Friday, September 11, 2009

Different Month, Same Story

For the umpteenth month in a row Richard Burr's approval rating is mediocre but he nevertheless leads all his potential Democratic challengers by healthy margins.

38% of North Carolina voters like the job Burr is doing while 32% disapprove. That's unchanged from PPP's August poll. He gets good marks from 66% of Republicans, 34% of independents, and 20% of Democrats.

Burr's number with Republicans is actually the second best it's been all year. It was at its highest in February when he was visible in his opposition to the stimulus and now it's up again as he's been in the spotlight for his opposition to Barack Obama on health care reform. Clearly that stuff ingratiates him to the GOP base.

Bob Etheridge polls the strongest of the Democratic candidates against Burr, trailing 41-34. Dennis Wicker and Elaine Marshall do next best, each down 42-31. They're followed by Cal Cunningham at 42-30, Kevin Foy at 43-29, and Kenneth Lewis at 43-27.

It's always worth a reminder that Elizabeth Dole led Kay Hagan 43-27 the first time we tested that match up.

The key take away from those numbers probably isn't the variation in where the Democrats poll, which is largely a function of name recognition at this point, but in the lack of variability in Burr's number. He's at 41-43% against all comers, similar to how he was at 43% against four potential opponents we tested him against last month.

That speaks to the fact that it really might not matter who the Democratic candidate ends up being. With Burr's numbers where they are, if the political climate moves back in a Democratic direction any candidate who can raise some money, has something to say and can avoid making a fool of themselves is probably going to beat him. But if things stay the way they are today, or move in a more Republican direction, none of them are going to beat him.

That reality is kind of reflected in how the generic ballot has moved in the last few months. In June, when Barack Obama's approval rating was still pretty strong, Burr trailed a generic Democrat 41-38. Now he leads 45-38 on that question. His approval rating was mired in the 30s both then and now, but his prospects for reelection have improved as discontent with Obama and Congressional Democrats has risen.

That fact is particularly acute with independents. In June Burr had a 39-32 generic ballot lead with them. Now that's 46-24.

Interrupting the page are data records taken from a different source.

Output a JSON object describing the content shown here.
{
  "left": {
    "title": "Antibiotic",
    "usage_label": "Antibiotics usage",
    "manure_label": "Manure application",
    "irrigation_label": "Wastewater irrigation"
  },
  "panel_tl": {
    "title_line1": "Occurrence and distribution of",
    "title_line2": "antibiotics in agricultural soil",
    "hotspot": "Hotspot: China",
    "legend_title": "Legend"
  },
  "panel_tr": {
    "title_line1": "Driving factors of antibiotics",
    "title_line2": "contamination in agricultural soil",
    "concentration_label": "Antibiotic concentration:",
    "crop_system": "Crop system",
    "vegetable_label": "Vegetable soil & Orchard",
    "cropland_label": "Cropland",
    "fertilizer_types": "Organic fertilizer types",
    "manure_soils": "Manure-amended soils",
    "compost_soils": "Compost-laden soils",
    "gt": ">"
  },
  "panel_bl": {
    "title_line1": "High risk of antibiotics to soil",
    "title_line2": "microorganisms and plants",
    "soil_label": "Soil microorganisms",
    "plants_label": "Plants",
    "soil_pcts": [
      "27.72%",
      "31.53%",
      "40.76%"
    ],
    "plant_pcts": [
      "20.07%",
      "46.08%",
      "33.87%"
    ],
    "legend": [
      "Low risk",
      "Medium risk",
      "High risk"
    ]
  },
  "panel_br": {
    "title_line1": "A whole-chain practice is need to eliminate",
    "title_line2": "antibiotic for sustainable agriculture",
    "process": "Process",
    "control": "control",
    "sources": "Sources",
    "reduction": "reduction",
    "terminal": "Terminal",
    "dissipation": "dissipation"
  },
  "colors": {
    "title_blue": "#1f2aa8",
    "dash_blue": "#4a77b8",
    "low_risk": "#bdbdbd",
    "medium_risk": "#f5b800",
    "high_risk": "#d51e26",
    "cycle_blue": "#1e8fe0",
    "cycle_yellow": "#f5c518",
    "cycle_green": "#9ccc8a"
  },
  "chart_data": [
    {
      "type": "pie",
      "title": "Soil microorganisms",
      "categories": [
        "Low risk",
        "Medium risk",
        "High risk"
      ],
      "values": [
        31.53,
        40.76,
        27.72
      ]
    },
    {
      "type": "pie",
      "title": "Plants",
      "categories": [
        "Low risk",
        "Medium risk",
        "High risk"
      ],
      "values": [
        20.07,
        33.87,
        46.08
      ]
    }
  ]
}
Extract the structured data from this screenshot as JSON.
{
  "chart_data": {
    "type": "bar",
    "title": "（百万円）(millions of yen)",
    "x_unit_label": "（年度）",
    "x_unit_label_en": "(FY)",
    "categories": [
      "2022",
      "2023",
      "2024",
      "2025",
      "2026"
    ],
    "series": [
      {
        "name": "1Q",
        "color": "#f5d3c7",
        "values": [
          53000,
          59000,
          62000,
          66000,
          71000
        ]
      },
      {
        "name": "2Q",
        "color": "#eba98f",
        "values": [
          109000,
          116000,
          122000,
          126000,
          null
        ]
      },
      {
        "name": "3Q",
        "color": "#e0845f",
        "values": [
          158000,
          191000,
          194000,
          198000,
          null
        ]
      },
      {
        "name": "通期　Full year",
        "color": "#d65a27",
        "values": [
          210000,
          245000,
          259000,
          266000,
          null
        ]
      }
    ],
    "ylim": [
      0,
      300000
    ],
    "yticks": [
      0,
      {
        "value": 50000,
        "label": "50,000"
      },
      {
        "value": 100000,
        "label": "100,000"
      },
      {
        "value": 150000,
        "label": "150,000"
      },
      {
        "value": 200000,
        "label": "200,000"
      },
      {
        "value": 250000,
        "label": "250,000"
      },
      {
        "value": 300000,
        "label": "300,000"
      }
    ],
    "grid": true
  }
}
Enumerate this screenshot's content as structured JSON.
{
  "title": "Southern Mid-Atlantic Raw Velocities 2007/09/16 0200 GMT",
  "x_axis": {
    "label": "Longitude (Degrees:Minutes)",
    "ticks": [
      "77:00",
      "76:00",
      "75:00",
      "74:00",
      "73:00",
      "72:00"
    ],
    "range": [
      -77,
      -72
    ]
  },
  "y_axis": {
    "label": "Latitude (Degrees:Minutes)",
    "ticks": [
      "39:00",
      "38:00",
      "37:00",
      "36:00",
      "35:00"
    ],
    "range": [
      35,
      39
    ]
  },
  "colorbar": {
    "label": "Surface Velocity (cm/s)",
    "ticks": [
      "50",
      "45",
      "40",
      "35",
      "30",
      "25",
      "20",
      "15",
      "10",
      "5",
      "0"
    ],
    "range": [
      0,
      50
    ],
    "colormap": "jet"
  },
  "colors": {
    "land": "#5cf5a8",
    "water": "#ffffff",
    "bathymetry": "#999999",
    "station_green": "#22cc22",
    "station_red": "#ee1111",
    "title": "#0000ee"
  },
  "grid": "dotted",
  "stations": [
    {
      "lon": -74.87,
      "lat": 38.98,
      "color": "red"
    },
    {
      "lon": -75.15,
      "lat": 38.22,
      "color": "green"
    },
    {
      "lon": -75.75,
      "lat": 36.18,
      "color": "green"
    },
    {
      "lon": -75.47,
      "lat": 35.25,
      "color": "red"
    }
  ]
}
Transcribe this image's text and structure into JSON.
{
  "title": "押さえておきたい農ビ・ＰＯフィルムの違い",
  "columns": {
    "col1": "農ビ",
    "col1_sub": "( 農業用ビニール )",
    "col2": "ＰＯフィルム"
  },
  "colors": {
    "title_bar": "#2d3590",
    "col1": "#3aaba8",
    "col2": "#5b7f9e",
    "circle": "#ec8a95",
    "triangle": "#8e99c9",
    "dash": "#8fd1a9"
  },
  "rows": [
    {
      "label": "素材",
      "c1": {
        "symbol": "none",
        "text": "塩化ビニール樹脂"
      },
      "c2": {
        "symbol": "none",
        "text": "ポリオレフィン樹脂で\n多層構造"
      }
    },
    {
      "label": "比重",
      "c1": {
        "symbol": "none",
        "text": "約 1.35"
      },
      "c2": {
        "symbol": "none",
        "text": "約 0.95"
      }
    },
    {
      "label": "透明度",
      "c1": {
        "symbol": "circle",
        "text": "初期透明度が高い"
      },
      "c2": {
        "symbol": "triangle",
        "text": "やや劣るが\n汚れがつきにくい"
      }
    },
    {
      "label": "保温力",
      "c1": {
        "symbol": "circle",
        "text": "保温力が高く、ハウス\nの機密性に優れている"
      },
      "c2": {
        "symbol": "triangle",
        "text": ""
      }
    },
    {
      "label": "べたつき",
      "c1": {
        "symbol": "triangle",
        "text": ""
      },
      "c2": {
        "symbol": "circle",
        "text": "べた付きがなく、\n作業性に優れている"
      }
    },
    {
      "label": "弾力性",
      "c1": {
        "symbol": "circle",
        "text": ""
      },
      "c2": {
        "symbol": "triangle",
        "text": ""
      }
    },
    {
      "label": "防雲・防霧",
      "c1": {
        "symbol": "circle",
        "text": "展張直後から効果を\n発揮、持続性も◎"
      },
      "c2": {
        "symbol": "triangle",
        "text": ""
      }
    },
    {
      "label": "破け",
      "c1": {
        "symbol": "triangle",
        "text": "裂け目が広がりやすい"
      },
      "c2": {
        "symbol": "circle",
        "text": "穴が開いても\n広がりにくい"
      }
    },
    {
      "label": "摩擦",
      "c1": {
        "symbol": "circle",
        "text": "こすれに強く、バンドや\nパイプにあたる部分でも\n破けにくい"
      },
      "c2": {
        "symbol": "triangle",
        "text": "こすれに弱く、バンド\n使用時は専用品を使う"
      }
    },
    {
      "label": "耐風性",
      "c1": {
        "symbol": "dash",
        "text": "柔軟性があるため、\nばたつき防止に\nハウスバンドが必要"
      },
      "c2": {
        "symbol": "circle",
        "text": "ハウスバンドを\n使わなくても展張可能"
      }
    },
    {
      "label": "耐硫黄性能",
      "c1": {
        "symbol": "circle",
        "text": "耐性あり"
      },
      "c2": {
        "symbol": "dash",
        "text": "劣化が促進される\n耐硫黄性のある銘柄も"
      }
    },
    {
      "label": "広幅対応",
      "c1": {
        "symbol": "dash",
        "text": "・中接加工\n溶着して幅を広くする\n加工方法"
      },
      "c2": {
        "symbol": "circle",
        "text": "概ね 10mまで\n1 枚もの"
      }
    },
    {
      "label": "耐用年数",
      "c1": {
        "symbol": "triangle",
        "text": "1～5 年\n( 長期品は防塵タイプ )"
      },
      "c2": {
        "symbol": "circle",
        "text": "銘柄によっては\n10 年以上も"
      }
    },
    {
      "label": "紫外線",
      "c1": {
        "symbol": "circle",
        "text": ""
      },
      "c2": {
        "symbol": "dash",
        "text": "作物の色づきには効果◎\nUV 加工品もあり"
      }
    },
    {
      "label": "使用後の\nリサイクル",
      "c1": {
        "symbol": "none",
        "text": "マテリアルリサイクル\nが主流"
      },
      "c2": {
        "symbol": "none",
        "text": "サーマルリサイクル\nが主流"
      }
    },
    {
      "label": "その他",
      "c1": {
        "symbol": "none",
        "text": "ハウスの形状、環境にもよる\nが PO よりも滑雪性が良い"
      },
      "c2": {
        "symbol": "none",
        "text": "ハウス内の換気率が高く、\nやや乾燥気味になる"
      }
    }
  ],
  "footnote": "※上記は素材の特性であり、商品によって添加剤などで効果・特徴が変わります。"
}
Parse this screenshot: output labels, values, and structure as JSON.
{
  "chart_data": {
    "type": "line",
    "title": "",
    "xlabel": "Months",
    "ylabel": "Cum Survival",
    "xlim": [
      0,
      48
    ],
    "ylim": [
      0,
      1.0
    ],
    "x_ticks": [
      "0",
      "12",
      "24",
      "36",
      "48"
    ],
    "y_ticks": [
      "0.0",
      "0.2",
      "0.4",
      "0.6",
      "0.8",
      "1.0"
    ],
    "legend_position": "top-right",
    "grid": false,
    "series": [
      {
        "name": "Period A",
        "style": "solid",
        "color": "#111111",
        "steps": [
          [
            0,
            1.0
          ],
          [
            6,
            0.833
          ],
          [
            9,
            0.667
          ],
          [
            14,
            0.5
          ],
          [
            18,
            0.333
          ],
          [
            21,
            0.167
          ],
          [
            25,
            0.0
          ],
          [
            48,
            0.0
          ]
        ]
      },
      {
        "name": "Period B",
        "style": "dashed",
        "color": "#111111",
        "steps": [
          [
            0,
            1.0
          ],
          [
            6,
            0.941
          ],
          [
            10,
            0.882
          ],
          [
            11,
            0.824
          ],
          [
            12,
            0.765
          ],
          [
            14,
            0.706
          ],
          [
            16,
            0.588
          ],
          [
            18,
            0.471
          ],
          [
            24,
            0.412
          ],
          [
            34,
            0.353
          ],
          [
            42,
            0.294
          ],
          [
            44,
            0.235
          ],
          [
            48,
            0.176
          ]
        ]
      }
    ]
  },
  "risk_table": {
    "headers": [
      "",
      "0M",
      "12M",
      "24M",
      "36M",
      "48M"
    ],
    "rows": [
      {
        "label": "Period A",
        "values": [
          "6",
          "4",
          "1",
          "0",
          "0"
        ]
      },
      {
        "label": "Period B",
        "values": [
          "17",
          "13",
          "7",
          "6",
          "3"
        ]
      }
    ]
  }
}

Elaine Marshall's entry ensures that Democrats will have at least one credible Senate candidate with the possibility of more choices on the way. Now we just have to wait and see which way the wind blows.

Full results here


Anonymous said...

I'd say things are moving in a direction toward Republicans. Rasmussen polling has shown that for the past few months with Republicans leading Dems on Congressional generic ballot polling and increasing their margins. As long as Obama and Pelosi keep taking this country in a socialistic/Marxist direction, Democrats are going to lose big in 2010.

Unknown said...

I don't know that I agree that it doesn't matter who the Democratic nominee is.

These candidates will stop being "generic Democrats" at the moment the TV ads go live, and at that point, identity will start to determine everything from the media campaign Burr runs against us to whether those swing moderates decide to go to the polls at all.

Please don't let "It Doesn't Matter Who The Democrats Nominate" become a meme, Tom! I'm begging you, buddy!